The read on Nakota is a question of how much is contracted versus how much is still potential. A new offtake agreement gives Tachyon9 and Nixxy, Inc. (NASDAQ: NIXX) one signed customer for the planned Nakota AI Data Campus in North Dakota: Nidar Infrastructure Limited, the parent of India's Yotta, which management says brings roughly $156 million in annual recurring revenue from the first 100 MW phase. The read-through is that a speculative power-and-land bet now has a contractual spine, but the headline up to $1.5 billion a year at a full ~1 GW buildout remains a pathway, not an order, and the case turns on the gap between those two figures.
What's changed
Until this week, the case for Nakota rested almost entirely on a resource thesis. The campus is planned for roughly 620 acres in Williams County, North Dakota, sited to draw on behind-the-meter natural gas from the Williston Basin, with a targeted buildout of up to 1 GW. Generating power on-site is meant to sidestep the multi-year utility interconnection queues that constrain rival projects. That is a plausible advantage, but a resource is not a contract.
The offtake agreement is what changes the analysis. Management says it provides for approximately $156 million in annual recurring revenue from the initial 100 MW phase, and grants Nidar and Yotta a right of first offer on the remaining capacity. The company frames that right as a pathway toward nearly 1 GW and, in its words, up to $1.5 billion in annual revenue potential at full buildout. The two figures are consistent: 1 GW is about ten times the 100 MW phase, and ten times $156 million lands near $1.5 billion. But only the 100 MW figure is tied to the agreement; the $1.5 billion and the full 1 GW remain potential, conditional on capacity that has not been contracted.
The customer is the evidence
The strongest point in the company's favor is the counterparty. Nidar is the parent and credit-support entity for the transaction, backed by the Hiranandani Group, and the majority shareholder of Yotta. By the company's account, Yotta holds an estimated 60 to 70 percent of India's deployed GPU capacity, runs three campuses in Navi Mumbai, Gujarat, and Greater Noida with a fourth planned in Telangana, and built Shakti Cloud, India's sovereign AI platform, with NVIDIA. In February 2026 it announced a US$2 billion-plus plan to deploy 20,736 liquid-cooled NVIDIA Blackwell Ultra GPUs at Greater Noida, a four-year NVIDIA DGX Cloud engagement valued at over US$1 billion, and more than 10,000 GPUs for India's IndiaAI Mission. A buyer of that scale lends credibility a small developer cannot manufacture on its own.

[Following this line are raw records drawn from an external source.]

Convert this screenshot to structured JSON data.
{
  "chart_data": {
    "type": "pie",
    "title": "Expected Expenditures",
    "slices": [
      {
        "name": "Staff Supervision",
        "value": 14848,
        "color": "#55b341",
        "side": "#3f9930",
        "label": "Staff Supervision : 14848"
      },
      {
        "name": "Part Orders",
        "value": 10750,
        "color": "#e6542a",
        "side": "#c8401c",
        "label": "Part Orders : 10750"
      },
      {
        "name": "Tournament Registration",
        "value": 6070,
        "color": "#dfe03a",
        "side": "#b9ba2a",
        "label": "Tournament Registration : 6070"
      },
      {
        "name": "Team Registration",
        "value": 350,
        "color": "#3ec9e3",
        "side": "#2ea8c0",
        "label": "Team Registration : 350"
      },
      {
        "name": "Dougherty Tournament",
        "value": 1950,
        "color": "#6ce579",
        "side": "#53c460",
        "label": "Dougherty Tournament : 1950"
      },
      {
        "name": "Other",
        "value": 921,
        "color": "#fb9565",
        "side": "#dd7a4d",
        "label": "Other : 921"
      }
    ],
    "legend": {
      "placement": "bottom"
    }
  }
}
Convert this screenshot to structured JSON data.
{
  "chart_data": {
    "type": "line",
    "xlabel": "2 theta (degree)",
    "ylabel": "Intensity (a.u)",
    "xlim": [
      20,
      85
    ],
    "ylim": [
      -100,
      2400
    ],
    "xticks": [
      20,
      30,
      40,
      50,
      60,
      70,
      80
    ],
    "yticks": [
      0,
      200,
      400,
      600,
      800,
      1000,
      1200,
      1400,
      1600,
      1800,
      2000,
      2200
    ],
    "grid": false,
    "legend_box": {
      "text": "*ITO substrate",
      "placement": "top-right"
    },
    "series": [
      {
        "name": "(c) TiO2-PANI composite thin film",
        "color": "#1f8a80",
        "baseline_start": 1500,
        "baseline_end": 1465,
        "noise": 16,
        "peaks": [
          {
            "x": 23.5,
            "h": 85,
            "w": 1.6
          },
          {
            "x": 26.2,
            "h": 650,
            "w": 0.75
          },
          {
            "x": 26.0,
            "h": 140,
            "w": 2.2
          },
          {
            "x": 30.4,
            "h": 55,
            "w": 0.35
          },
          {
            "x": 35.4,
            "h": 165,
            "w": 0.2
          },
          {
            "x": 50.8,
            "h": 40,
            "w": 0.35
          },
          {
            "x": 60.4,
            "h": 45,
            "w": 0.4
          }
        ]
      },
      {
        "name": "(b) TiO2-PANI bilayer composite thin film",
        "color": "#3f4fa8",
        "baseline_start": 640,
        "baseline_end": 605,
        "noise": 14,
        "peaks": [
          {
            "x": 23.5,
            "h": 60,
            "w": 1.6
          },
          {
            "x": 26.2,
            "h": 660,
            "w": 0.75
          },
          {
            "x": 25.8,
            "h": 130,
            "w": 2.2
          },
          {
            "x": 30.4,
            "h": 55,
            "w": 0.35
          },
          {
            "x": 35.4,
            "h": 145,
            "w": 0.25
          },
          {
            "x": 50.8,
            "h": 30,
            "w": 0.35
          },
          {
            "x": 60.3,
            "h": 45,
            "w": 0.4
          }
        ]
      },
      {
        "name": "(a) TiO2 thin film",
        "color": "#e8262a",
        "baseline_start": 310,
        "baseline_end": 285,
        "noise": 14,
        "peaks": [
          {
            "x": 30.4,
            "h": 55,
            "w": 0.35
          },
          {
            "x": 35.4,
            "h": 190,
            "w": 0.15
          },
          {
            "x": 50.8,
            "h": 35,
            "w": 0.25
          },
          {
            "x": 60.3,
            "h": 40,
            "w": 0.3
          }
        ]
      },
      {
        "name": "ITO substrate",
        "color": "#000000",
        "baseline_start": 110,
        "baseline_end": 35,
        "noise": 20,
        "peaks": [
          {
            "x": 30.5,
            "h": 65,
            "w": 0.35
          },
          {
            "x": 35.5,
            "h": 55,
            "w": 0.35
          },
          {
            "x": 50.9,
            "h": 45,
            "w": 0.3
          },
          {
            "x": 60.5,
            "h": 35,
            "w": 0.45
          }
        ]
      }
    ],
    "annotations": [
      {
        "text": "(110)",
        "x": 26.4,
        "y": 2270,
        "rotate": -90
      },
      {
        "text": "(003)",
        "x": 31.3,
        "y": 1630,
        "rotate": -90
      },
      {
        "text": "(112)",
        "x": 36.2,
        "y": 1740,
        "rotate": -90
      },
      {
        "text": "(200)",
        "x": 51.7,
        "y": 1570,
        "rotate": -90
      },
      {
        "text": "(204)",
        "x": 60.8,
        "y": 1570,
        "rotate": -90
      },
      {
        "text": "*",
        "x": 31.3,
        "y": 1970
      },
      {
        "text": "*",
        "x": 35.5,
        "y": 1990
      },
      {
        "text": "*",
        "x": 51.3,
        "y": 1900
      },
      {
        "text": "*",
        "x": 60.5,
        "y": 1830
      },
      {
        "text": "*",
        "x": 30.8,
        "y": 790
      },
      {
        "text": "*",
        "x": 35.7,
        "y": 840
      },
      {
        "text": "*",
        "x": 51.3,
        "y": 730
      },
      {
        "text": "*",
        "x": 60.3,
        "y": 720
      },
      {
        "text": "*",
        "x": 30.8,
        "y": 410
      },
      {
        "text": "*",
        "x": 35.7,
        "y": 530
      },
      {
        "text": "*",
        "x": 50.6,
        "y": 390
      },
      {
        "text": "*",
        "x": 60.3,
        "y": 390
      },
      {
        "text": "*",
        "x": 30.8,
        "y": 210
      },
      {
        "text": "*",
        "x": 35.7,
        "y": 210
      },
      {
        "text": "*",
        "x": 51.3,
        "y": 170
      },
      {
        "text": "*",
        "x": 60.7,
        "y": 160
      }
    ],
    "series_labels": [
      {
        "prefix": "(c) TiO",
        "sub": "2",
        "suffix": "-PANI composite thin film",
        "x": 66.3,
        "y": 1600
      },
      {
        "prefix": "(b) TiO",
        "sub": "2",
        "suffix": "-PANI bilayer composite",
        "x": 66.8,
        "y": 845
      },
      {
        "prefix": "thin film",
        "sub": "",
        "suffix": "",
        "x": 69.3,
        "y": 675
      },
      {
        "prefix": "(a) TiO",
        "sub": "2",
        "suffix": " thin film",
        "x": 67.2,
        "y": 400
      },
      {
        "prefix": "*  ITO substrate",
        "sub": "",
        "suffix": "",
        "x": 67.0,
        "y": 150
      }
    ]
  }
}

On the supply side, the substance of the public vehicle is Tachyon9, which contributes roughly $64 million in equipment, land-option rights, and a signed letter of intent for the entire 1 GW development, making it the primary asset and revenue contributor in the NIXX transaction. NIXX is the listed vehicle the platform would trade through, not the asset itself.
The counterargument
The risk is that almost everything load-bearing here is still forward-looking. The campus is planned and designed, not built. Shahal Khan, Tachyon9's Chairman and CEO, said the framework "provides revenue visibility, supports project financing, and significantly de-risks the path" toward the platform. That language concedes the point: the path is being de-risked, not completed. An offtake agreement reflecting terms contemplated under an earlier memorandum of understanding is a framework, not financed construction.
Three execution questions sit unanswered. First, financing: a 1 GW gas-powered campus is a capital project measured in the billions, and the release points only to financing initiatives "to be announced." Second, the right of first offer is an option, not an order, so the $1.5 billion figure depends on capacity Yotta has not yet committed to buy. Third, behind-the-meter gas generation at this scale carries permitting, carbon-capture integration, and construction timelines the announcement does not detail.
On balance
The offtake agreement is a real step up from a pure resource story. It names a credible customer, attaches a concrete near-term revenue figure to a defined first phase, and gives the project the contractual spine financing requires. The involvement of Darshan Hiranandani, who chairs Nidar, and Sunil Gupta, who leads Yotta, is hardest to discount. But the gap between $156 million from one contracted phase and $1.5 billion from a buildout that is still a pathway is the whole investment question. The company has earned a closer look, not yet the headline number.